The service seems to have been left open to attack, and when it happened, they entered voluntary administration, handed over all responsibilities to others, and have simply walked away from it all. They no longer have a website, an email address or a phone number to ask questions, and the administrators say they are unable to identify all individuals who may have been affected.

While the company is in liquidation and there is no money to be had from it, at some stage the regulators may look at sanctions for the former board of MediSecure for allowing this situation to happen. We look forward to that day.

That brings us to our poll for this week. Last week, we got a big response to our question: Are you hopeful that the My Health Record can be successfully transformed?

Most said yes but it wasn’t overwhelming: 64 per cent were hopeful, versus 36 per cent who were not. There were some great comments too: here’s what you said.

This week, we ask:

Do you agree with ADHA’s vision of a national health information exchange?

Let us know what you think. If yes, what benefits will it bring? If no, can you explain your opposition?

Vote here and leave your comments below.

13 comments on “Blog: Hello HIE but goodbye Mr HIPS”

  1. Yes – This is what the patients expect – as a clinician anaesthetist, patients are often surprised that I have to ask them questions that they have already answered to the hospital and the surgeon, simply because I have no way of accessing anything that isn’t on paper in the hospital, and I don’t have access to this until the day of the procedure. The cost is wasted resources on unnecessarily repeating blood tests and other investigations, and the occasional last minute cancellation because the patient did not stop a medication that they were supposed to stop.

    • No – Three issues.
      1. Every Government and subcontractor database has been hacked in recent years.
      2. As a clinician, I know that data overload will not help me.
      3. Except for allergy, there are almost no clinical situations in which instant data availability or instant history availability will change the course of that patient’s recovery or death.

      • Yes – I like how they broke down the different components and promised to work with Australian Startups/Companies to build a system of “microservices” that is government-controlled and scalable rather than just handing to whole problem to one of the big 4. There is actual technical knowledge within the ADHA that is creating a modern architecture. Now it’s all in the execution – the plans are great!

        • No – The assumption is that some how given the example given that you ring health direct – no you would ring the ambulance who should look up its own data. Also the public when EMR/EHRs are everywhere should be able to log on to app and see their entire health history including viewing results etc which could be shared directly with a GP etc. Its outdated thinking which will cost heaps to the Australian Tax payer.

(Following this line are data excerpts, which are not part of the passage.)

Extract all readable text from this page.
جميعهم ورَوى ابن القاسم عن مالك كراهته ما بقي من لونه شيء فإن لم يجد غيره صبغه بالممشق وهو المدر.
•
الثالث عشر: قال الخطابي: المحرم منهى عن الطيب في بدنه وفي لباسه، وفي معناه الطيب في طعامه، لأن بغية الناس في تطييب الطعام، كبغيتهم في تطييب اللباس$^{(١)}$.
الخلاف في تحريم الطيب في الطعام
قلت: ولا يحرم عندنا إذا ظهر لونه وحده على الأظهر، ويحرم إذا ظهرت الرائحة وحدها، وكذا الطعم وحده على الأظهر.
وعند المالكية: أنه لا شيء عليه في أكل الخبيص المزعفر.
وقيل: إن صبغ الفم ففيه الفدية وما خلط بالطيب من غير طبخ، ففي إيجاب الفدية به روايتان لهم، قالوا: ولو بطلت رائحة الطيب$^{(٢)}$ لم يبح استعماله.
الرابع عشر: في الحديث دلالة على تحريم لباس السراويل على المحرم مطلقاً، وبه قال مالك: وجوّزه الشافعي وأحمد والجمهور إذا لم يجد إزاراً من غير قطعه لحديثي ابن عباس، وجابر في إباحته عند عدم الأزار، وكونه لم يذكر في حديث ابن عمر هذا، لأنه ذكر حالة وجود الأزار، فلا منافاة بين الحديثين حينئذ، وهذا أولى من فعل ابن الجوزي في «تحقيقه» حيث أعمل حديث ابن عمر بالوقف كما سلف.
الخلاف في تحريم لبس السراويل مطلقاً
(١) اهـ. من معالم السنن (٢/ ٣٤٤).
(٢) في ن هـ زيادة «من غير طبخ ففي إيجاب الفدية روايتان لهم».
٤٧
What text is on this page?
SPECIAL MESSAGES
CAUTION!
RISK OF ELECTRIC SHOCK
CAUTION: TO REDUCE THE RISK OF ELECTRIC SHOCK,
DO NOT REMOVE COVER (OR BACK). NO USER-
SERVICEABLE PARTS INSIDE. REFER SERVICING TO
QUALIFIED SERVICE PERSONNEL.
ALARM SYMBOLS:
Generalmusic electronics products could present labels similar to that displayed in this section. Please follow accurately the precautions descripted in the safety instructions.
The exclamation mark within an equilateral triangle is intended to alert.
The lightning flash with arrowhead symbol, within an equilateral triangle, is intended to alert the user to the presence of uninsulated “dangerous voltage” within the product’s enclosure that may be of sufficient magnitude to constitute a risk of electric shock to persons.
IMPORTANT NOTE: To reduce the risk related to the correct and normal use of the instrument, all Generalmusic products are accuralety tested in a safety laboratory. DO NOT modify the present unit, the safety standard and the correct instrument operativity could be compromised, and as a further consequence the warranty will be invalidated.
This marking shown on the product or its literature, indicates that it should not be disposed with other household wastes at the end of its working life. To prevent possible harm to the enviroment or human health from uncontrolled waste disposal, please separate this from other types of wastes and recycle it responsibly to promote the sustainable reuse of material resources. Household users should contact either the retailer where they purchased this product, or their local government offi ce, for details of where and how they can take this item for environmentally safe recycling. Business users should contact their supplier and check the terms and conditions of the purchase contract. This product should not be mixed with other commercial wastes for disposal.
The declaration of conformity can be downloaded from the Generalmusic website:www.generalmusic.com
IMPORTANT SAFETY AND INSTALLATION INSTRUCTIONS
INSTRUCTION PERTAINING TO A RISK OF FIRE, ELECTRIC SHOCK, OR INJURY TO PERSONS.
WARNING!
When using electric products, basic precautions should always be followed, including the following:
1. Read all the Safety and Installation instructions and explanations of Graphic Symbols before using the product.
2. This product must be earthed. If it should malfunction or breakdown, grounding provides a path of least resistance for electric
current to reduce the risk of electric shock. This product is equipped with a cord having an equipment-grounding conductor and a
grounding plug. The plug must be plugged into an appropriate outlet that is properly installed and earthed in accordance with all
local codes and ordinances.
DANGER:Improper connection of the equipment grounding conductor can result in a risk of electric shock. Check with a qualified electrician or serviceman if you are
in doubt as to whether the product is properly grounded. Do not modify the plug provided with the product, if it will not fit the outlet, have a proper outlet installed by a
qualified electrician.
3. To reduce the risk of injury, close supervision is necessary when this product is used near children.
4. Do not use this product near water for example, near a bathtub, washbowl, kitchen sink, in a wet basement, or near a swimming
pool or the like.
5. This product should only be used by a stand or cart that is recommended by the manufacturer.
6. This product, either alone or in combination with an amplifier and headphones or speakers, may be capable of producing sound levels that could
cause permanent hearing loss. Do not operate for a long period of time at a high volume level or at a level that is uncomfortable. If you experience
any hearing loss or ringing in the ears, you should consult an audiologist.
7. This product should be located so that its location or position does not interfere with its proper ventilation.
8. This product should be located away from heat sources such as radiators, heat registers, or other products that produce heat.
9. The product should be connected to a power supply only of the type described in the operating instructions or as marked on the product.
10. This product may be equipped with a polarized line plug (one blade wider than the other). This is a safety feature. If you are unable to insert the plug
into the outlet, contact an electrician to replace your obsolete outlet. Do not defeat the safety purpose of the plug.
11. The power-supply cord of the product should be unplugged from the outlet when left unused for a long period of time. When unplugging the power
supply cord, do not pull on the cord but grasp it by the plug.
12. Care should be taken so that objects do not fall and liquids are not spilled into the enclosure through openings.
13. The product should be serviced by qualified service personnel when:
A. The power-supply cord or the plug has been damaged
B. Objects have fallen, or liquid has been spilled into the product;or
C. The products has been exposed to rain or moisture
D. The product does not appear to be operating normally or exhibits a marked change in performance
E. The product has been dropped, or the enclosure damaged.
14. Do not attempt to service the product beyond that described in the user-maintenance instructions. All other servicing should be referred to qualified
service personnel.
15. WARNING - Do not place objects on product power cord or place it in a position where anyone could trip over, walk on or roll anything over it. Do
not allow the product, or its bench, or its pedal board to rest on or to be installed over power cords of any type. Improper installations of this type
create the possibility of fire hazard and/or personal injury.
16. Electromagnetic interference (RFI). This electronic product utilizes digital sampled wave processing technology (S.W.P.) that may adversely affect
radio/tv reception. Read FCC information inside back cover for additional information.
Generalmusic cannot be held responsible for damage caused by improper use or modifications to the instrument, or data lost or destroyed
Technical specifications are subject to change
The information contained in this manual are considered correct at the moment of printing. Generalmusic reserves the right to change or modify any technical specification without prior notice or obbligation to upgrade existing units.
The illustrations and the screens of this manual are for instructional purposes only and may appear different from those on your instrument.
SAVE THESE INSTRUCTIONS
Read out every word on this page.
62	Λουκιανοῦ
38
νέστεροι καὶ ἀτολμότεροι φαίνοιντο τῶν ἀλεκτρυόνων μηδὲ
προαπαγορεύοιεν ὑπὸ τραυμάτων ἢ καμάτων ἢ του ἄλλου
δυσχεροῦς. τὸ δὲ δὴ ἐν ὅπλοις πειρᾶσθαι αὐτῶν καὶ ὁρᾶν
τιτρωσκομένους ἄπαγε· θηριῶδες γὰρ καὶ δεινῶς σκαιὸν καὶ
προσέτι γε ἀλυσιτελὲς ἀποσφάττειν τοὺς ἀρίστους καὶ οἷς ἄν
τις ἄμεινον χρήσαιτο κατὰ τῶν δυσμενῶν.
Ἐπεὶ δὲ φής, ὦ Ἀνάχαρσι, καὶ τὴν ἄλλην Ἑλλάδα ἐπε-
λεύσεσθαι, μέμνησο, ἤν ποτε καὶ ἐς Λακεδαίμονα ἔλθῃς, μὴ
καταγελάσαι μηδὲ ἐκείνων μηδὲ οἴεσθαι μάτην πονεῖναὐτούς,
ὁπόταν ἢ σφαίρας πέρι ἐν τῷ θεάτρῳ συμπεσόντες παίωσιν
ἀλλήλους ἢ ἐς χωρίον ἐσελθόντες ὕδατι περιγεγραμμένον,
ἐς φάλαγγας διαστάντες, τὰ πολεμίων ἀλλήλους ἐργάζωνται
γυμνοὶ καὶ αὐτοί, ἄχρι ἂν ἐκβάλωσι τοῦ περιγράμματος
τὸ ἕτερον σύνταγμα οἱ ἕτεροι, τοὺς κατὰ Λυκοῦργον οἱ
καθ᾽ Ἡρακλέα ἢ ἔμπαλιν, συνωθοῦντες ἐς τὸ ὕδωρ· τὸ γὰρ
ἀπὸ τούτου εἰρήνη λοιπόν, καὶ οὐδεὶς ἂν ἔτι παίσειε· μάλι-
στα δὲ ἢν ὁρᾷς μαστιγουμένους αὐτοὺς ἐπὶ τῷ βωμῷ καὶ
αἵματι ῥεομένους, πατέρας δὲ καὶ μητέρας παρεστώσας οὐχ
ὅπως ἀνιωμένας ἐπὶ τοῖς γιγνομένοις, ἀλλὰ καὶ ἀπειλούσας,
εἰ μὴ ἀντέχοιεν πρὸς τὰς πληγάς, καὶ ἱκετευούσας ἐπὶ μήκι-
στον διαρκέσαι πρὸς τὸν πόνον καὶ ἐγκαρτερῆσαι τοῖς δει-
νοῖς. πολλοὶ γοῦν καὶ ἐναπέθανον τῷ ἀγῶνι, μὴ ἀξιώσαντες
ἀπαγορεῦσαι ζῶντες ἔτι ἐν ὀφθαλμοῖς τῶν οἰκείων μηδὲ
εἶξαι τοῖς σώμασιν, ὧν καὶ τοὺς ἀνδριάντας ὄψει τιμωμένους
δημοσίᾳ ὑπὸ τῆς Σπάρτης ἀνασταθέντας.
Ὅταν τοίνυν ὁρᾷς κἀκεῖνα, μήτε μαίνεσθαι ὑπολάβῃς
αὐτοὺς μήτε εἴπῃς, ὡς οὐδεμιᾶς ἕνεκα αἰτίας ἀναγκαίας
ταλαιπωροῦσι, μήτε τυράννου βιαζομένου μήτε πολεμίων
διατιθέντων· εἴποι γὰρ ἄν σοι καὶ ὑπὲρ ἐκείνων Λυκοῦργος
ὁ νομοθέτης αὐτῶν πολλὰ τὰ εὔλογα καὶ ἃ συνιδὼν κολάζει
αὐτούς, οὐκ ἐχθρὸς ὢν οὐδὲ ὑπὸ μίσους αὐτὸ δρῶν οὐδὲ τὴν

            1. One of the “No” respondents has actually just given 2 of the reasons why this is a desirable (if hard to achieve) vision for the future:

              “you would ring the ambulance who should look up its own data” – unfortunately some, if not all, ambulances services currently have no way to look up any patient data whatsoever, this vision seeks to correct that.

              “Also the public when EMR/EHRs are everywhere should be able to log on to app and see their entire health history including viewing results etc” – exactly what this vision is attempting to achieve. There is no “app” capable of pulling your “entire health history” together and there will not be such an app without the implementation of this vision. The best we currently have is the My Health App which can only access the data held in your My Health Record, but if (and that’s a big if) the HIE becomes a full reality then such an app will have access to all of the health data allowed via the HIE.

            2. No – I don’t believe that ADHA will be able to execute on it. They are all talk, no action. Meanwhile jurisdictions & hospitals are forging ahead to try and actually make progress, and at some point they’ll need to try and integrate with something that’s been federally delivered and meets less of the requirements than they’ve been able to implement themselves in their own jurisdictions. To ADHA: show, don’t tell.